Despite being faced with many challenges this year, the gig economy is still alive and thriving in India. It is forcing employers to redefine their approach to human resource management. According to a report from PayPal, India contributes 1 in 4 freelancers. As a thriving tech and startup hub, it comes as no surprise that 60 percent of independent contractors are under 30 in India. However, as more companies embrace the idea of employing a mixture of staff employees and independent contractors, their ideals of people management must also change. Understanding the key differences between the two lays the foundation for developing successful HR policies for both. Developing effective policies is crucial in achieving that optimal productivity and business benefits employers strive to achieve with the use of both contractors and employees.
Misclassification of employees and contractors results in a domino effect of costs to the business, and some cases the individual. It can cause an inaccurate payment of benefit and income taxes including health care coverage. According to a publication by Innagguard International Employment Law Alliance, employers also risk having to pay penalty fines, worker compensation, and tax repayments.
To avoid this, companies must keep in mind the classification parameters of each individual during the recruitment, management, and dismissal of their workforce. In India, the definition and relationship with a contractor are guided by The Indian Contract Act of 1872. However, HR managers and businesses can also rely on a model similar to the IRS’s 3 category classification model: Financial Control, Behavioural Control, and The Relationship Element.
Stipulating whether the individual operates under instructions and control of the entity and their entitlement to key employment benefits like employer contribution for social security should all be considered when developing HR policies.
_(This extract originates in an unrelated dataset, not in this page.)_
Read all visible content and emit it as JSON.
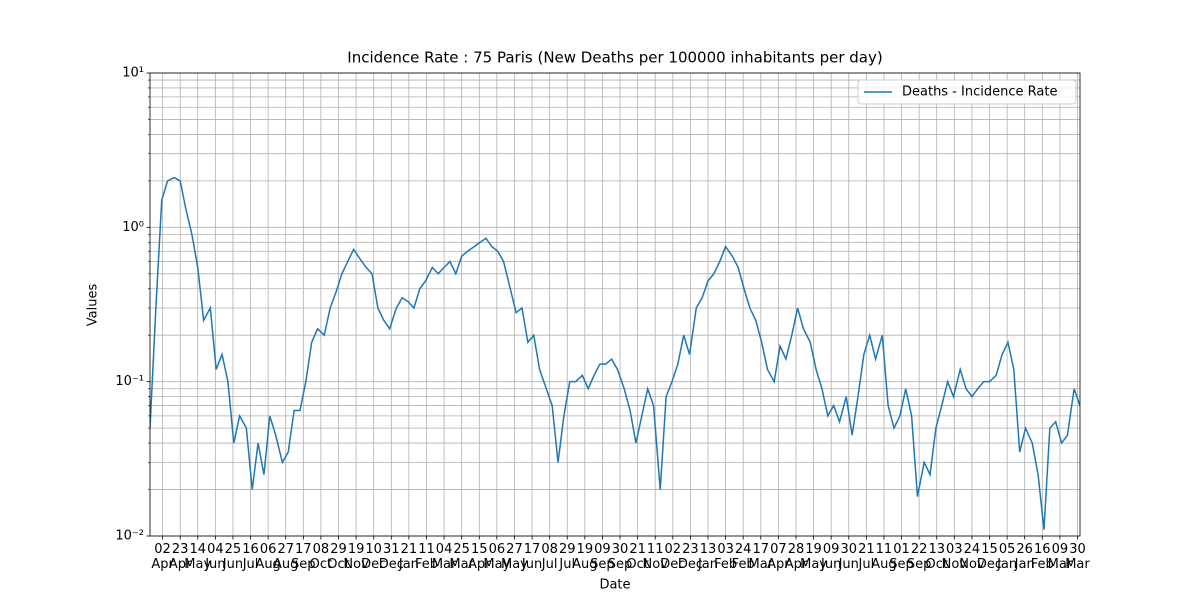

In India, employers are required to withhold income tax from their employee’s salary and deposit with the Government treasury within 7 days of the end of the month. Social security contributions are also mandatory and require employers to contribute 3.67 to 12 percent for the Employer Provident Fund and 8.3 percent towards their pension fund.
However, independent contractors are seen as separate entities. One of the most cited differentiators between workers and freelancers has been their entitlement to company-provided benefits such as healthcare or responsibility of tax payments. As a part of the recruitment process, HR departments should develop separate remuneration packages to be used in the recruitment process of both individuals. So while employees are entitled to social security and pension contributions, contractors may be entitled to corporate discounts, use of business software, or access to retirement investing advice.
Constant review of employee and contractor classification criteria is needed to ensure the business does not become complacent in its grading of individuals. As a business grows and pursues different markets, its labor force needs will change and so will the working patterns of its employees and contractors. Therefore, employers and their HR department should maintain updated information on the roles each of them is playing and how they’ve evolved. It improves the chances of spotting a classification mistake and identifying the point where an independent contractor may be displaying characteristics of a full-time employee (such as a change in control or financial compensation) and vice versa.
While contractors and employees each have their benefits and roles to play in a business’s success, it can only be enjoyed if the right management policies are in place. Developing HR policies that support the unique working dynamics of each employment group, businesses can ensure they tick all the right boxes when it comes to employing workers and contractors.